Yes I think so. The distinction between .entry.text and .noinstr.text is
that the former it mapped into the userspace mapping, while the latter
is not. Seeing how the PTI swizzling still has to happen when calling
cfunc, that had bettern be .entry.text.

If we care about a strict minimum of .entry.text the IDT macros can
generate a noinstr function to be called the moment we've done the PTI
munging I suppose.

2021-09-02 12:35:05

by Jörg Rödel

[permalink] [raw]

Subject: Re: [PATCH 22/24] x86/entry: Implement and use do_paranoid_entry() and paranoid_exit()

On Thu, Sep 02, 2021 at 07:58:51PM +0800, Lai Jiangshan wrote:
> Oh, #VC will need to switch stack.
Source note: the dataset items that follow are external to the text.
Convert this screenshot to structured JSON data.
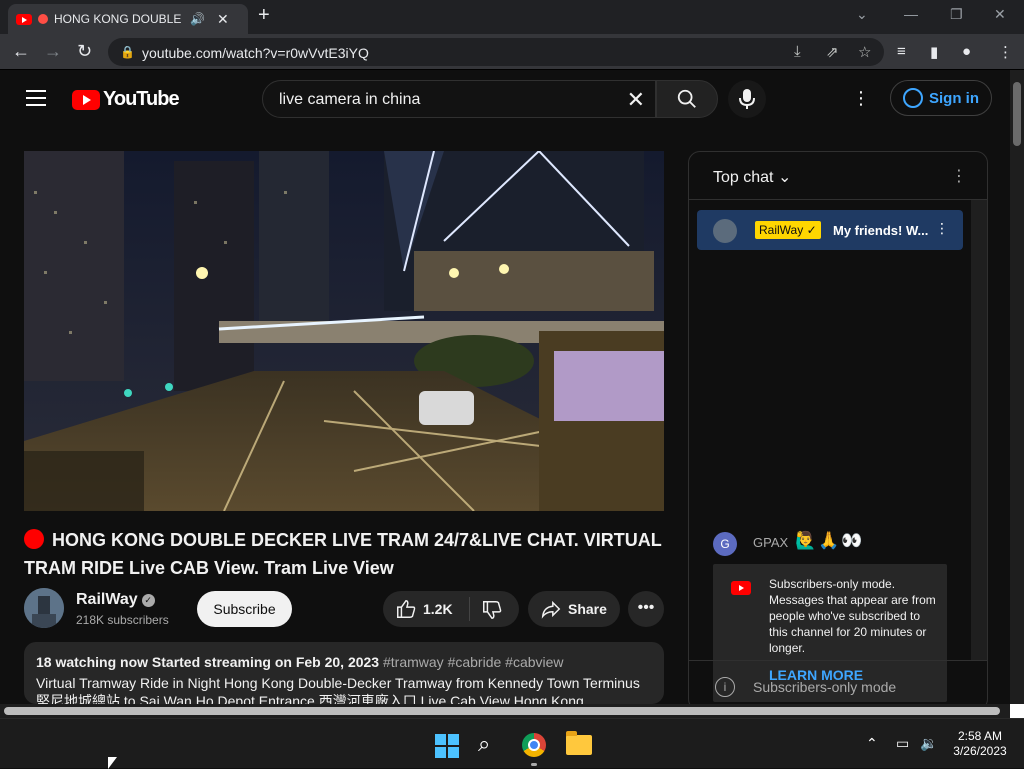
{
  "browser": {
    "tab_title": "HONG KONG DOUBLE D",
    "url": "youtube.com/watch?v=r0wVvtE3iYQ"
  },
  "header": {
    "logo_text": "YouTube",
    "search_query": "live camera in china",
    "sign_in_label": "Sign in"
  },
  "video": {
    "title": "HONG KONG DOUBLE DECKER LIVE TRAM 24/7&LIVE CHAT. VIRTUAL TRAM RIDE Live CAB View. Tram Live View",
    "channel_name": "RailWay",
    "subscribers": "218K subscribers",
    "subscribe_label": "Subscribe",
    "like_count": "1.2K",
    "share_label": "Share"
  },
  "description": {
    "stats": "18 watching now  Started streaming on Feb 20, 2023",
    "tags": "#tramway #cabride #cabview",
    "text": "Virtual Tramway Ride in Night Hong Kong Double-Decker Tramway from Kennedy Town Terminus 堅尼地城總站 to Sai Wan Ho Depot Entrance 西灣河車廠入口 Live Cab View Hong Kong"
  },
  "chat": {
    "header_label": "Top chat",
    "pinned": {
      "author": "RailWay",
      "message": "My friends! W..."
    },
    "messages": [
      {
        "avatar_letter": "G",
        "author": "GPAX",
        "content": "🙋‍♂️🙏👀"
      }
    ],
    "notice_text": "Subscribers-only mode. Messages that appear are from people who've subscribed to this channel for 20 minutes or longer.",
    "learn_more_label": "LEARN MORE",
    "footer_label": "Subscribers-only mode"
  },
  "taskbar": {
    "time": "2:58 AM",
    "date": "3/26/2023"
  },
  "colors": {
    "youtube_red": "#ff0000",
    "link_blue": "#3ea6ff",
    "pinned_bg": "#1f3a63",
    "owner_badge": "#ffd600"
  }
}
I think we need ASM code to switch
> stack since the original stack need to be "free" for next #VC.

Right, #VC switches off its IST stack to make it free for subsequent
#VCs. The switch mostly happens in C code already, see
vc_switch_off_ist(), only the actual RSP update is still ASM.

Regards,

Joerg

2021-09-02 19:54:53

by Peter Zijlstra

[permalink] [raw]

Subject: Re: [PATCH 22/24] x86/entry: Implement and use do_paranoid_entry() and paranoid_exit()

On Wed, Sep 01, 2021 at 01:50:23AM +0800, Lai Jiangshan wrote:

> + call do_paranoid_entry
> ret

That's normally spelled like:

jmp do_paranoid_entry

But the same comment as for error_entry but more; pretty much all that's
left in asm is things like:

call paranoid_entry;

# setup args
call \cfunc

call paranoid_exit

which seems like prime material to also pull into C to avoid the
back-and-forth thing. In fact, why can't you call paranoid_entry/exit
from \cfunc itself? The IDT macros should be able to help.

2021-09-02 19:57:52

by Lai Jiangshan

[permalink] [raw]

Subject: Re: [PATCH 22/24] x86/entry: Implement and use do_paranoid_entry() and paranoid_exit()

On 2021/9/2 18:33, Peter Zijlstra wrote:
> On Wed, Sep 01, 2021 at 01:50:23AM +0800, Lai Jiangshan wrote:
>
>> + call do_paranoid_entry
>> ret
>
> That's normally spelled like:
>
> jmp do_paranoid_entry
>
> But the same comment as for error_entry but more; pretty much all that's
> left in asm is things like:
>
>
> call paranoid_entry;
>
> # setup args
> call \cfunc
>
> call paranoid_exit
>
> which seems like prime material to also pull into C to avoid the
> back-and-forth thing. In fact, why can't you call paranoid_entry/exit
> from \cfunc itself? The IDT macros should be able to help.
>

Oh, #VC will need to switch stack. I think we need ASM code to switch
stack since the original stack need to be "free" for next #VC.